Perceba a grandeza do projeto!

Outro motivo que pode ter levado o velho Aldo à conceber a coisa pode ser a arteriosclerose, palavra que nem sei se brasileira é.  

Imaginando-se, por confusão mental, estar sob a influência (ou domínio) do Império Romano e percebendo que o Latim virou latim vulgar, aquele falado nos países conquistados, misturados com as línguas pátrias, entrou em crise de nervos.

Esquecendo-se de que o Português deriva do latim vulgar, quer o nobre que preservemos, como se fôssemos uma raça, a pureza absoluta, abolindo da nossa escrita tudo aquilo que não for contemplado na língua de Virgilio.

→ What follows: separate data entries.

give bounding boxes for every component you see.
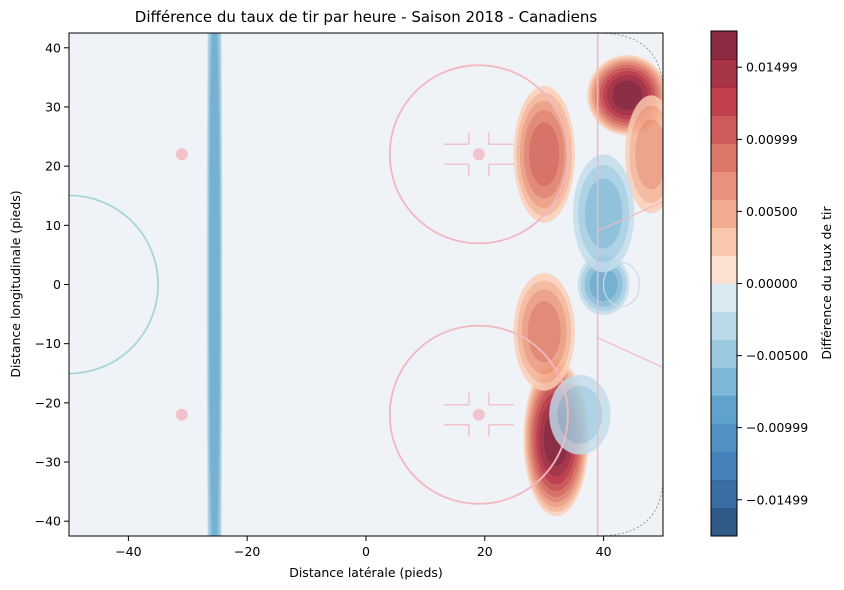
colorbar-band [711, 367, 737, 397]
faceoff-dot [175, 148, 188, 161]
colorbar-band [711, 59, 737, 88]
plot-area [68, 32, 664, 537]
x-tick-label: 40 [596, 544, 612, 559]
hotspot-positive [513, 272, 575, 391]
crease-line [597, 201, 663, 232]
colorbar: −0.01499 −0.00999 −0.00500 0.00000 0.00500 0.… [710, 30, 834, 537]
colorbar-band [711, 31, 737, 60]
hotspot-negative [572, 154, 635, 273]
faceoff-dot [472, 148, 485, 161]
colorbar-band [711, 311, 737, 341]
x-tick-label: −20 [234, 544, 260, 559]
colorbar-band [711, 115, 737, 144]
colorbar-tick-label: 0.00999 [746, 132, 798, 147]
y-tick-label: 10 [45, 218, 61, 233]
x-axis: −40 −20 0 20 40 [115, 536, 612, 559]
faceoff-circle [388, 324, 569, 505]
hotspot-positive [625, 95, 663, 214]
hotspot-negative [549, 374, 611, 455]
y-tick-label: −40 [35, 514, 61, 529]
colorbar-tick-label: −0.01499 [746, 492, 808, 507]
y-axis: −40 −30 −20 −10 0 10 20 30 40 [35, 40, 69, 529]
colorbar-bands [711, 31, 737, 537]
x-axis-label: Distance latérale (pieds) [289, 565, 443, 580]
colorbar-band [711, 227, 737, 256]
y-tick-label: −20 [35, 395, 61, 410]
colorbar-band [711, 423, 737, 453]
crease-line [597, 337, 663, 368]
colorbar-ticks: −0.01499 −0.00999 −0.00500 0.00000 0.00500 0.… [737, 60, 808, 507]
y-tick-label: 40 [45, 40, 61, 55]
colorbar-band [711, 339, 737, 369]
colorbar-band [711, 395, 737, 425]
faceoff-circle [388, 64, 569, 245]
y-tick-label: 0 [53, 277, 61, 292]
colorbar-band [711, 143, 737, 172]
x-tick-label: 20 [477, 544, 493, 559]
y-tick-label: 30 [45, 99, 61, 114]
colorbar-band [711, 283, 737, 313]
faceoff-dot [175, 408, 188, 421]
x-tick-label: −40 [115, 544, 141, 559]
heatmap-layer [206, 33, 663, 536]
colorbar-tick-label: 0.00500 [746, 204, 798, 219]
goal-crease [602, 261, 641, 308]
colorbar-band [711, 479, 737, 509]
x-tick-label: 0 [362, 544, 370, 559]
colorbar-band [711, 451, 737, 481]
faceoff-circle [69, 194, 159, 375]
colorbar-band [711, 199, 737, 228]
colorbar-band [711, 171, 737, 200]
colorbar-tick-label: −0.00500 [746, 348, 808, 363]
faceoff-dot [472, 408, 485, 421]
colorbar-band [711, 255, 737, 284]
colorbar-label: Différence du taux de tir [819, 206, 834, 360]
colorbar-band [711, 507, 737, 537]
colorbar-tick-label: −0.00999 [746, 420, 808, 435]
colorbar-band [711, 87, 737, 116]
colorbar-tick-label: 0.00000 [746, 276, 798, 291]
y-tick-label: −30 [35, 455, 61, 470]
hotspot-positive [513, 85, 575, 223]
rink-markings [69, 33, 663, 536]
chart-title: Différence du taux de tir par heure - Sa… [135, 8, 598, 26]
y-tick-label: 20 [45, 159, 61, 174]
hotspot-negative [206, 33, 223, 536]
y-tick-label: −10 [35, 336, 61, 351]
colorbar-tick-label: 0.01499 [746, 60, 798, 75]
y-axis-label: Distance longitudinale (pieds) [8, 190, 23, 377]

“Mensalão”, por exemplo, é permitido?

Você, garota, jamais seja fashion. Arrisca-se aos piores rigores da lei.

Enfim!

Um País como o nosso, sem problemas, onde as instituições funcionam como um relógio suíço, a honestidade é absoluta, escândalos não existem, crimes não são cometidos, a segurança é perfeita, as estradas são ótimas, a educação é a melhor do mundo, a Saúde Pública é maravilhosa, o sistema político é exemplar, o problema social não existe e a riqueza é distribuída com absoluta justiça, tem mesmo é que se preocupar com palavras estrangeiras.

Eu, olhando aqui debaixo, já estou me preparando para nunca mais escrever non sense. Corro o risco de ser condenado a não sei quantos anos de prisão.